An interesting question might be why the difference between companies? Why do some organizations wallow around in irrelevance, allowing outside forces and markets to move them rather than the opposite, ignoring reality and instead believing some home-spun placebo self-spin, tweaking and spinning the truth to everyone else, managing and controlling instead of leading and inspiring, resisting change to the point of stodginess, and existing in the marketplace without any distinguishing capabilities, while at the same time other companies push boldly forward, with eyes wide open and focused upon brutal realities, being candid and open and honest, leading from the front, changing rapidly and with agility and buy-in, and establishing clear competitive advantages?
I believe the answer is already eloquently spelled out in both Welch’s and Collin’s book: leadership.

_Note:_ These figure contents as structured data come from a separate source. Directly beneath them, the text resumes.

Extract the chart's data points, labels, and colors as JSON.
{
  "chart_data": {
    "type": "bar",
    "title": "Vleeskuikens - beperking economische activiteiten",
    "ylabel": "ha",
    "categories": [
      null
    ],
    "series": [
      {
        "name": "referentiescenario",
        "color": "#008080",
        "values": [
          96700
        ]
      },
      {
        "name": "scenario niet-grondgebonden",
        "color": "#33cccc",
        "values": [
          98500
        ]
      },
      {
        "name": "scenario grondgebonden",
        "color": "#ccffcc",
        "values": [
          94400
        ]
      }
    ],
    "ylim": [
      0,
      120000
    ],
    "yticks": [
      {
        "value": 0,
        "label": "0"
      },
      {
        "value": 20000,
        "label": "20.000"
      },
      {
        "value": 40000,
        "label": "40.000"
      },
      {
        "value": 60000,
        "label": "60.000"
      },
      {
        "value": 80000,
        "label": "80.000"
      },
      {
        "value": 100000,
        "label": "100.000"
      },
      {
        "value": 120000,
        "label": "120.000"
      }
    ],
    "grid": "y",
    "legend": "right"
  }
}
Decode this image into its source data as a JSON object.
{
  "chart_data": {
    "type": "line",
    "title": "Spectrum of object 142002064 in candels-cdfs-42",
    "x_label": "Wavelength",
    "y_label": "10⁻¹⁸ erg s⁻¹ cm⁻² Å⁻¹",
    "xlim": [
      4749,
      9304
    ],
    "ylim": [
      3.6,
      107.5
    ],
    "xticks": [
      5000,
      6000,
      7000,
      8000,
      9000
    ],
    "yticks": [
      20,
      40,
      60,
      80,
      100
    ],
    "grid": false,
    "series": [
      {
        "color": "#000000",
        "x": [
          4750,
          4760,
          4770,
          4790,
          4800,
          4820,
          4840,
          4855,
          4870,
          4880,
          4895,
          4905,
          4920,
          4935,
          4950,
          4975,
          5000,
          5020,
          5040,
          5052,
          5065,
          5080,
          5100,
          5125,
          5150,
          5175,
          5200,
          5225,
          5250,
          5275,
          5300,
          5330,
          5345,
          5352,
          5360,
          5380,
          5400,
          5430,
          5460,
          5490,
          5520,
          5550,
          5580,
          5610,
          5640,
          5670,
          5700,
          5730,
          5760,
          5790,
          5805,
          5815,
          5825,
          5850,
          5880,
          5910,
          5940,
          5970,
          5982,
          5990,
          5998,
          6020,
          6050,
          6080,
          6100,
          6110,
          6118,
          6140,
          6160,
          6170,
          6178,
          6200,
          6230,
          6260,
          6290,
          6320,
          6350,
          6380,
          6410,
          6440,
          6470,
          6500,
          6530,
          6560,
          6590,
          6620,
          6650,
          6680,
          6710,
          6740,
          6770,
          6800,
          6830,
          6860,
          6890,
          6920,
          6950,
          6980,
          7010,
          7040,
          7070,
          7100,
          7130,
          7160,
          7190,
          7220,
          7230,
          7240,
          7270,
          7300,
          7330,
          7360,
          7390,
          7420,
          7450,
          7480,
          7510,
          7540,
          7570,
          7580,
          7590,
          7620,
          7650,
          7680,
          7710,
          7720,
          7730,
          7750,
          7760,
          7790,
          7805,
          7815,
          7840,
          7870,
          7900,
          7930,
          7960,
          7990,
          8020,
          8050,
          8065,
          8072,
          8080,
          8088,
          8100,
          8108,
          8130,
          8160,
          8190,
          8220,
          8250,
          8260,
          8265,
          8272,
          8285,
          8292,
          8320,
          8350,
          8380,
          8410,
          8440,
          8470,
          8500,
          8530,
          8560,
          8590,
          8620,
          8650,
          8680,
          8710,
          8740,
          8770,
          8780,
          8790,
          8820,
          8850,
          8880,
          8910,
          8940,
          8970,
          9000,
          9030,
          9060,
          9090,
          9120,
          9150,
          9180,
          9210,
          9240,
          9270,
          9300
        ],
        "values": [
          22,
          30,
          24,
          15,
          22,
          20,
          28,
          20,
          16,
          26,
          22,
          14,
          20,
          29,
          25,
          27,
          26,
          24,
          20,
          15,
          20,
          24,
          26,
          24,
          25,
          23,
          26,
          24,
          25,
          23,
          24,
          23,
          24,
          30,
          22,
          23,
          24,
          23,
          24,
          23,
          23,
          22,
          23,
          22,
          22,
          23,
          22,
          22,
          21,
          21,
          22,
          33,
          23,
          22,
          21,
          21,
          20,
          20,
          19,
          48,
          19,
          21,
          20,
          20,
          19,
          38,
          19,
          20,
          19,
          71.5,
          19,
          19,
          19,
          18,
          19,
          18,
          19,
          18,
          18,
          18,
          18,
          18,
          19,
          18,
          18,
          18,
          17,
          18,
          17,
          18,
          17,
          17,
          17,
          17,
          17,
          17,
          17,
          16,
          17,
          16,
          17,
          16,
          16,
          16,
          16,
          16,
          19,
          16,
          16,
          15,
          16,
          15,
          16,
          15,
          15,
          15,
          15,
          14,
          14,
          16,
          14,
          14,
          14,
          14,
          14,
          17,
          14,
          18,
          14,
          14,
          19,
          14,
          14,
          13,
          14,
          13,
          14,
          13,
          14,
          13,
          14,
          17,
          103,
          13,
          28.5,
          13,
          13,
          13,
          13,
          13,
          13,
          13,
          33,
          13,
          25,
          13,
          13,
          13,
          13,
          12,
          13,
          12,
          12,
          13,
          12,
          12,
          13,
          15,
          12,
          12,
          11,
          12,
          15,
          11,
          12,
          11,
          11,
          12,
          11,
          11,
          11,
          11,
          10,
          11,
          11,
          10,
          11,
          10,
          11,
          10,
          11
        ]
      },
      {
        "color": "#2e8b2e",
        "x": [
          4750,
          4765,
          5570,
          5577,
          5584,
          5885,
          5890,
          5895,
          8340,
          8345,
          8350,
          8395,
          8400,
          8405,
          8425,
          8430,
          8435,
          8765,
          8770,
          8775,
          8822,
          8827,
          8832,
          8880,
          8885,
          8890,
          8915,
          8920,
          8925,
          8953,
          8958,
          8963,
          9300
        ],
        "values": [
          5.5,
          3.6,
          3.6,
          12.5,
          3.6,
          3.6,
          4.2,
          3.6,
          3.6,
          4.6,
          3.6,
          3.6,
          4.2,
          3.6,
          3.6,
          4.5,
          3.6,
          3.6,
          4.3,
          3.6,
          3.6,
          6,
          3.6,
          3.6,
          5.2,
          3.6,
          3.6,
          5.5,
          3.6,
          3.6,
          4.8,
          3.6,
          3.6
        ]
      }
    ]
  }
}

As students of leadership, all three of you dear readers out there would do well to learn from this conclusion: leadership makes all the difference. That is why we hash through its principles so incessantly on this blog. Many so-called leaders are simply imposters; or what we used to call ‘posers’ in the motocross world. And many companies just exist, riding out their run until they simply can’t make it anymore. Excellent leaders understand and confront this brutal reality, learning from bad examples and aspiring to the clarity and courage espoused by Jack Welch’s list. Those that can fulfill his mandate are few but phenomenal. And the rest, well, they are simply on the race track to give the real leaders someone to pass.
May you be among those lapping the traffic! Pursue leadership excellence by memorizing and living this list! See you at the podium!